Key terminology — decide whether the following claim is correct:\n“Keys made up of two or more attributes are called composite keys.” Provide the best evaluation.

Difficulty: Easy

Correct Answer: Correct — that is the definition of a composite key

Explanation:


Introduction / Context:
Schema designers often need multiple attributes to uniquely identify a tuple. When more than one attribute participates jointly in uniqueness, the resulting key has a specific name and properties.



Given Data / Assumptions:

  • “Key” means a set of attributes that uniquely identifies rows (tuples).
  • “Composite” implies more than one component attribute.
  • We do not constrain whether the composite key is primary, alternate, or candidate.


Concept / Approach:
A composite (or compound) key is exactly a key composed of two or more attributes. It can be a candidate key or the chosen primary key. The definition does not depend on normal form, foreign keys, or whether the attributes are natural or surrogate.



Step-by-Step Solution:

Identify semantic content: “two or more attributes” → composite.Match with definition: composite key = multi-attribute key.No contradictory conditions are present.Therefore, the claim is correct.

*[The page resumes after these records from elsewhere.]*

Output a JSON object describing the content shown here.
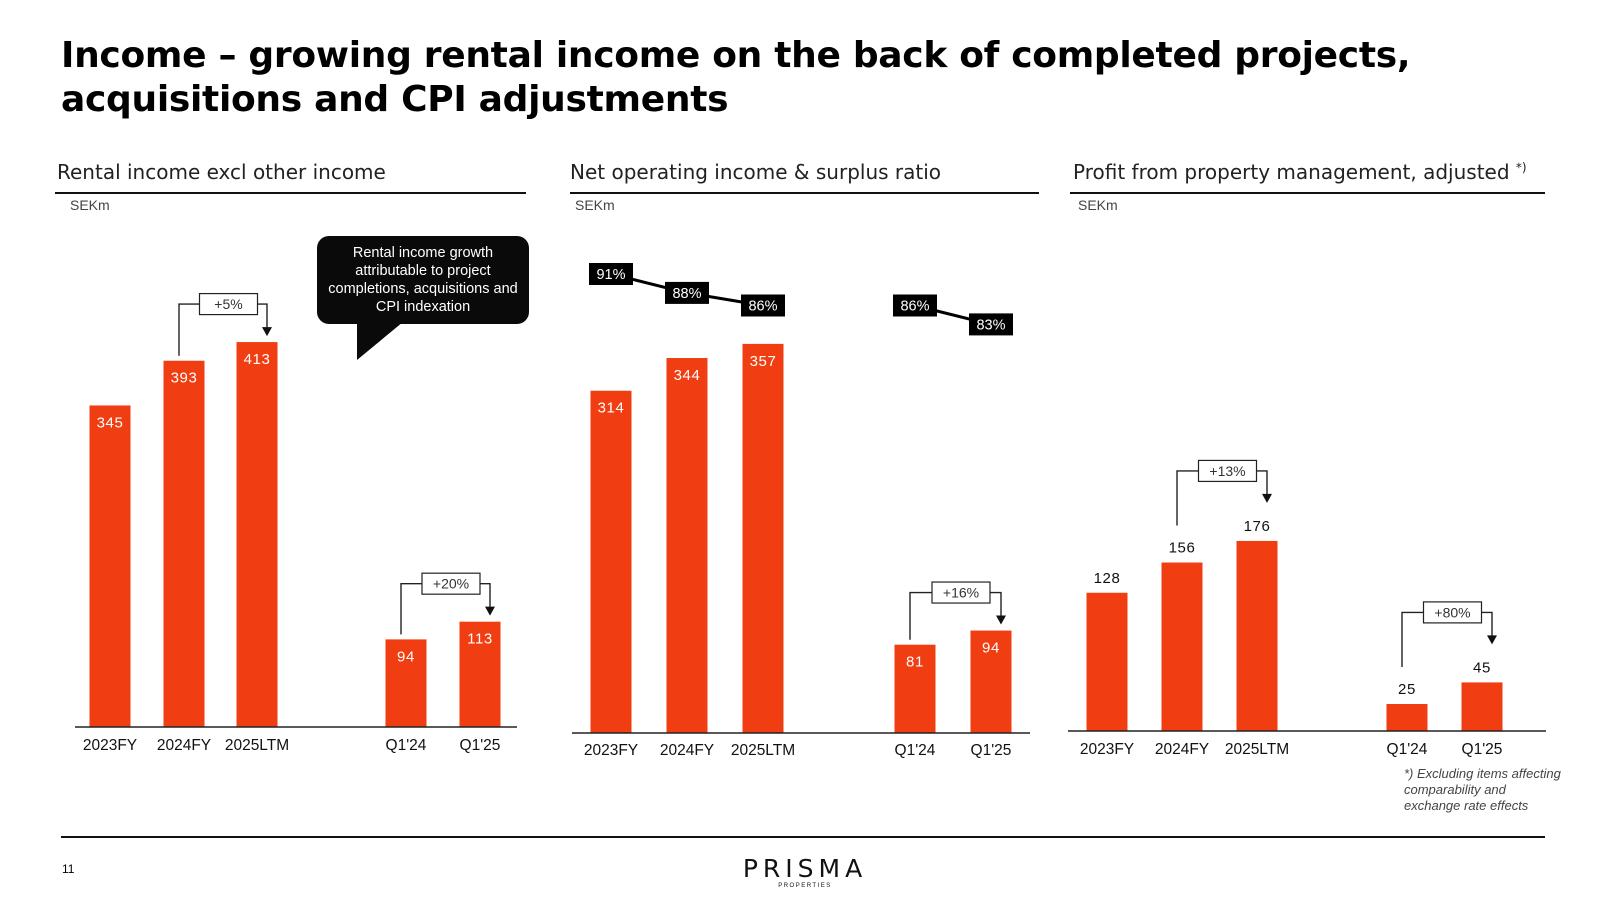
{
  "page": {
    "title": "Income – growing rental income on the back of completed projects, acquisitions and CPI adjustments",
    "page_number": "11",
    "logo_text": "PRISMA",
    "logo_subtext": "PROPERTIES",
    "footnote": "*) Excluding items affecting comparability and exchange rate effects",
    "callout": "Rental income growth attributable to project completions, acquisitions and CPI indexation"
  },
  "colors": {
    "bar": "#f03e12",
    "line": "#000000",
    "text": "#000000"
  },
  "chart_data": [
    {
      "type": "bar",
      "title": "Rental income excl other income",
      "unit": "SEKm",
      "categories": [
        "2023FY",
        "2024FY",
        "2025LTM",
        "Q1'24",
        "Q1'25"
      ],
      "values": [
        345,
        393,
        413,
        94,
        113
      ],
      "labels": [
        "345",
        "393",
        "413",
        "94",
        "113"
      ],
      "label_position": "inside",
      "ylim": [
        0,
        440
      ],
      "growth_annotations": [
        {
          "from": 1,
          "to": 2,
          "label": "+5%"
        },
        {
          "from": 3,
          "to": 4,
          "label": "+20%"
        }
      ]
    },
    {
      "type": "bar",
      "title": "Net operating income & surplus ratio",
      "unit": "SEKm",
      "categories": [
        "2023FY",
        "2024FY",
        "2025LTM",
        "Q1'24",
        "Q1'25"
      ],
      "values": [
        314,
        344,
        357,
        81,
        94
      ],
      "labels": [
        "314",
        "344",
        "357",
        "81",
        "94"
      ],
      "label_position": "inside",
      "ylim": [
        0,
        440
      ],
      "surplus_ratio": [
        91,
        88,
        86,
        86,
        83
      ],
      "surplus_ratio_labels": [
        "91%",
        "88%",
        "86%",
        "86%",
        "83%"
      ],
      "growth_annotations": [
        {
          "from": 3,
          "to": 4,
          "label": "+16%"
        }
      ]
    },
    {
      "type": "bar",
      "title": "Profit from property management, adjusted",
      "title_marker": "*)",
      "unit": "SEKm",
      "categories": [
        "2023FY",
        "2024FY",
        "2025LTM",
        "Q1'24",
        "Q1'25"
      ],
      "values": [
        128,
        156,
        176,
        25,
        45
      ],
      "labels": [
        "128",
        "156",
        "176",
        "25",
        "45"
      ],
      "label_position": "above",
      "ylim": [
        0,
        440
      ],
      "growth_annotations": [
        {
          "from": 1,
          "to": 2,
          "label": "+13%"
        },
        {
          "from": 3,
          "to": 4,
          "label": "+80%"
        }
      ]
    }
  ]
}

Verification / Alternative check:
Example: Enrollment(student_id, course_id, term) might have primary key (student_id, course_id, term). This three-attribute primary key is composite.



Why Other Options Are Wrong:

  • Foreign key status is irrelevant to being composite.
  • Surrogate keys are artificial identifiers and may be single-attribute; composite does not imply surrogate.
  • Normal form level (BCNF, 3NF) is unrelated to the definition.


Common Pitfalls:
Confusing composite keys with concatenated values; assuming composite keys cannot be primary keys (they can); believing composite implies cross-table linkage (it does not).